Huggingface-cli to load_dataset

pseudotensor · January 30, 2024, 8:42am

I can’t understand how to go from huggingface-cli or git clone to load_dataset() from that cached location. Despite the 3 methods all here: Downloading datasets they seem incompatible. The only poor suggestion here was to never use the other 2 methods: python - How to load a huggingface dataset from local path? - Stack Overflow

So idea is I want to use hf_transfer since that is about 10x faster for downloads than load_dataset. So I do:

pip install hf_transfer
export HF_HUB_ENABLE_HF_TRANSFER=1
huggingface-cli download --repo-type dataset vietgpt/the_pile_openwebtext2

I get much faster results than load_dataset:

num_proc_load_dataset=32
dataset = load_dataset('vietgpt/the_pile_openwebtext2', num_proc=num_proc_load_dataset, trust_remote_code=True)

But, then I spent about 2 hours trying to figure out how to load the dang result using load_dataset by playing with cache_dir, data_dir, data_files, dataset name, etc. I tried linking, copying, all sorts of files everywhere and no luck.

I can see all the files in:

/home/fsuser/.cache/huggingface/hub/datasets--vietgpt--the_pile_openwebtext2/snapshots/1de27c660aefd991700e5c13865a041591394834/data

as same ones in the original repo as if I would do git clone to that same hash folder.

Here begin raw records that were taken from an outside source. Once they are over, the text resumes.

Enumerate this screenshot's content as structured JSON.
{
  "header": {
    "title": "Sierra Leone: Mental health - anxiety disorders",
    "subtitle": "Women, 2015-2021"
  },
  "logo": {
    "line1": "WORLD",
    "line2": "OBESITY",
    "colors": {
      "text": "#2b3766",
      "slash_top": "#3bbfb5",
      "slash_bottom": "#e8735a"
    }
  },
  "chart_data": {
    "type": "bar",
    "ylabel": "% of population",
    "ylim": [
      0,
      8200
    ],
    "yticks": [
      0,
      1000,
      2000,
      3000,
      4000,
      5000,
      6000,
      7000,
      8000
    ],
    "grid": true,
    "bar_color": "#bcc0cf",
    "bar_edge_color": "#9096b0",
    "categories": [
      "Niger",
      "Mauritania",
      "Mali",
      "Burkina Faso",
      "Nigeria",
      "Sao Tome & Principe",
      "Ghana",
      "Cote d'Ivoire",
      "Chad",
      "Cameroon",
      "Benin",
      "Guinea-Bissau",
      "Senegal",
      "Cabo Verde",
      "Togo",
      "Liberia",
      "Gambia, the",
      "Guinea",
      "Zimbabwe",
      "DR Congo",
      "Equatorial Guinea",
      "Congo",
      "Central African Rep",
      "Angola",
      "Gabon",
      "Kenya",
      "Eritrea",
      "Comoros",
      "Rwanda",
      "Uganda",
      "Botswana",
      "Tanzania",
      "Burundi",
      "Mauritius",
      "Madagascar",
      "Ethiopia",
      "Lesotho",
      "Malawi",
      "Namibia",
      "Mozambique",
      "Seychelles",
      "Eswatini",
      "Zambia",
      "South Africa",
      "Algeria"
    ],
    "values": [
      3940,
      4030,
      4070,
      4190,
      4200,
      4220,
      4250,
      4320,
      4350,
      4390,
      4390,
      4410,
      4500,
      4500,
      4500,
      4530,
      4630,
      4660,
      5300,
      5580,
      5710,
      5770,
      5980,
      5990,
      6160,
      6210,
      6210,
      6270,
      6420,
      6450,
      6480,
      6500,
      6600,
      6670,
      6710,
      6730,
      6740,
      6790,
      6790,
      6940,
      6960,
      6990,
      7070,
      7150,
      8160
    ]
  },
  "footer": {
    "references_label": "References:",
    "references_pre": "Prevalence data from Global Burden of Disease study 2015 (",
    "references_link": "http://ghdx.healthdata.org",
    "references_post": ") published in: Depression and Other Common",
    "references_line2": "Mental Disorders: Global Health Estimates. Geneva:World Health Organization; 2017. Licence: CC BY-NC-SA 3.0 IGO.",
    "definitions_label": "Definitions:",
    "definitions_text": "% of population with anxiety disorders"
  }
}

But when using load_dataset, seems to go to totally different location, and on separate computer where I did that, all different file names. Very confusing.

I was able to specify some hacked setup where it stopped complaining about the files, but then asked for 1 example of a feature or something related, which I didn’t have and shouldn’t need.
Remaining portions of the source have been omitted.